- Directed by: Marty Pasetta
- Starring: Various artists
- Country of origin: United States
- Original language: English

Production
- Executive producer: James Lipton
- Production locations: Dorothy Chandler Pavilion, Hollywood, California
- Camera setup: Multiple

Original release
- Network: ABC
- Release: May 7, 1978

= The Stars Salute Israel at 30 =

The Stars Salute Israel at 30 was a 1978 American television special broadcast on ABC. The program was a musical television special held to celebrate the 30th anniversary of the Israeli Declaration of Independence in 1948. It was viewed by an audience of 18.7 million.

It was held at the Dorothy Chandler Pavilion of the Los Angeles Music Center. It was simultaneously broadcast to an audience at the Grand Ballroom of the Jerusalem Hilton Hotel. The show was the only time that a foreign nation has been celebrated on American network television at prime time.

==Production==
The Israeli embassy approached the jazz record producer Charles Fishman in anticipation of the anniversary. Fishman had previously bought the jazz saxophonist Stan Getz to Israel in 1977. Fishman recalled that he thought "What would be the hippest thing to do? What would be the biggest star-power thing to do?" and so sought to enlist Barbra Streisand for the special who had had extraordinary success the previous year with her film A Star Is Born and the song "Evergreen". Fishman got the producer James Lipton and the director Marty Pasetta to approach Streisand who agreed to appear as long as she was accompanied by Zubin Mehta and the Los Angeles Philharmonic. The show was greenlit for broadcasting after Streisand's commitment by the ABC President Leonard Goldenson. He had been a long-standing supporter and advocate of Israel. The eventual show was directed by Pasetta and written by Lipton, Buz Kohan and Bob Arnot. Kohan had previously written The Stars Salute Israel - 25 for Israel's 25th anniversary in 1973. Kohan and Mehta helped Streisand prepare for the show and Kohan got his wife to sing the lyrics of the Israeli national anthem "Hatikvah" over the telephone to Streisand. It was held on 7 May 1978 and broadcast the following evening on ABC.
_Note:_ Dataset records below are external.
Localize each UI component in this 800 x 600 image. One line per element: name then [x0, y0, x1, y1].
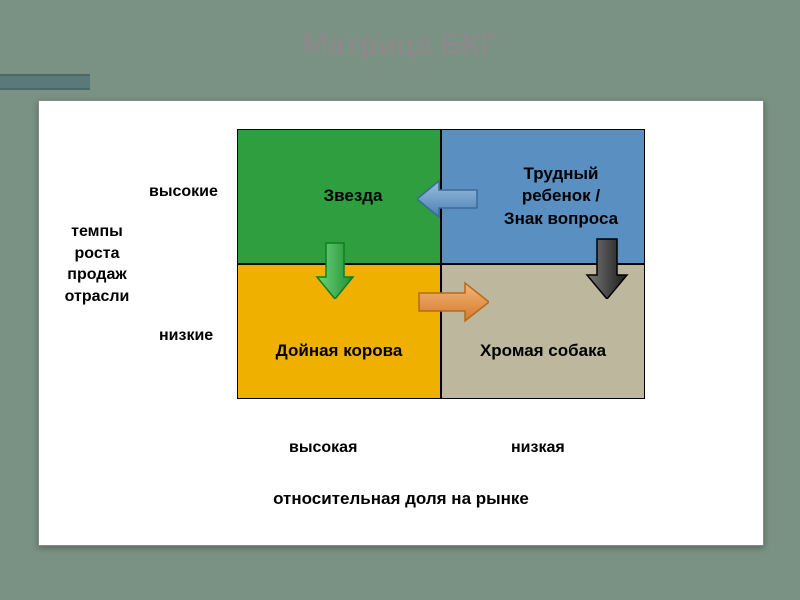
accent-stripe	[0, 74, 90, 90]
arrow-left-icon	[417, 179, 479, 219]
arrow-right-icon	[417, 281, 489, 323]
arrow-down-green-icon	[315, 241, 355, 299]
y-label-high: высокие	[149, 183, 218, 201]
title-bar: Матрица БКГ	[0, 0, 800, 90]
quadrant-label: Звезда	[295, 185, 382, 207]
y-label-low: низкие	[159, 327, 213, 345]
quadrant-label: Трудный ребенок / Знак вопроса	[468, 163, 618, 229]
bcg-matrix: Звезда Трудный ребенок / Знак вопроса До…	[237, 129, 645, 399]
quadrant-label: Хромая собака	[480, 300, 606, 362]
x-label-low: низкая	[511, 439, 565, 457]
x-axis-title: относительная доля на рынке	[39, 489, 763, 509]
y-axis-title: темпы роста продаж отрасли	[47, 221, 147, 307]
quadrant-label: Дойная корова	[276, 300, 403, 362]
x-label-high: высокая	[289, 439, 357, 457]
slide-canvas: темпы роста продаж отрасли высокие низки…	[38, 100, 764, 546]
page-title: Матрица БКГ	[303, 28, 497, 62]
arrow-down-black-icon	[585, 237, 629, 299]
The celebration was sponsored by the American Committee to Celebrate Israel's 30th Anniversary.

==Content==
Performers included Anne Bancroft, Daniel Barenboim, Mikhail Baryshnikov, Debby Boone, Pat Boone, George Burns, Carol Burnett, Sammy Davis Jr., Kirk Douglas, Marvin Hamlisch, Kate Jackson, Gabe Kaplan, Gene Kelly, Alan King, Billie Jean King, Gelsey Kirkland, Barry Manilow, Paul Newman, Bernadette Peters, Flip Wilson and others. Sally Struthers sang "Happy Birthday Israel" accompanied by a group of children. She was followed by a short speech by the Vice President of the United States, Walter Mondale. Manilow performed "It's a Miracle". A comic skit featured Henry Winkler and Henry Fonda. Peters performed "Thank You for Being a Friend". Davis and Boone sang "This Land Is Mine". The ballerinas Galina and Valery Panov danced to the music of Star Wars by John Williams. The show concluded with Barbra Streisand accompanied by Zubin Mehta and the Los Angeles Philharmonic. Streisand performed "Tomorrow", "People" and "Happy Days Are Here Again". She then had a conversation via video link with the former Israeli Prime Minister Golda Meir. Streisand jokingly told Meir " ... what an honor it is to talk to you and if someone else should call you while we're talking, it's all right, you can put me on hold, I wouldn't mind" and asked her "How did you manage all these years to have so much energy? Did you take vitamins?". Following their conversation Streisand performed the Israeli national anthem "Hatikvah". The audio of their conversation was subsequently released on Streisand's 1991 box set compilation album Just for the Record.... The audience did not applaud after the national anthem out of respect.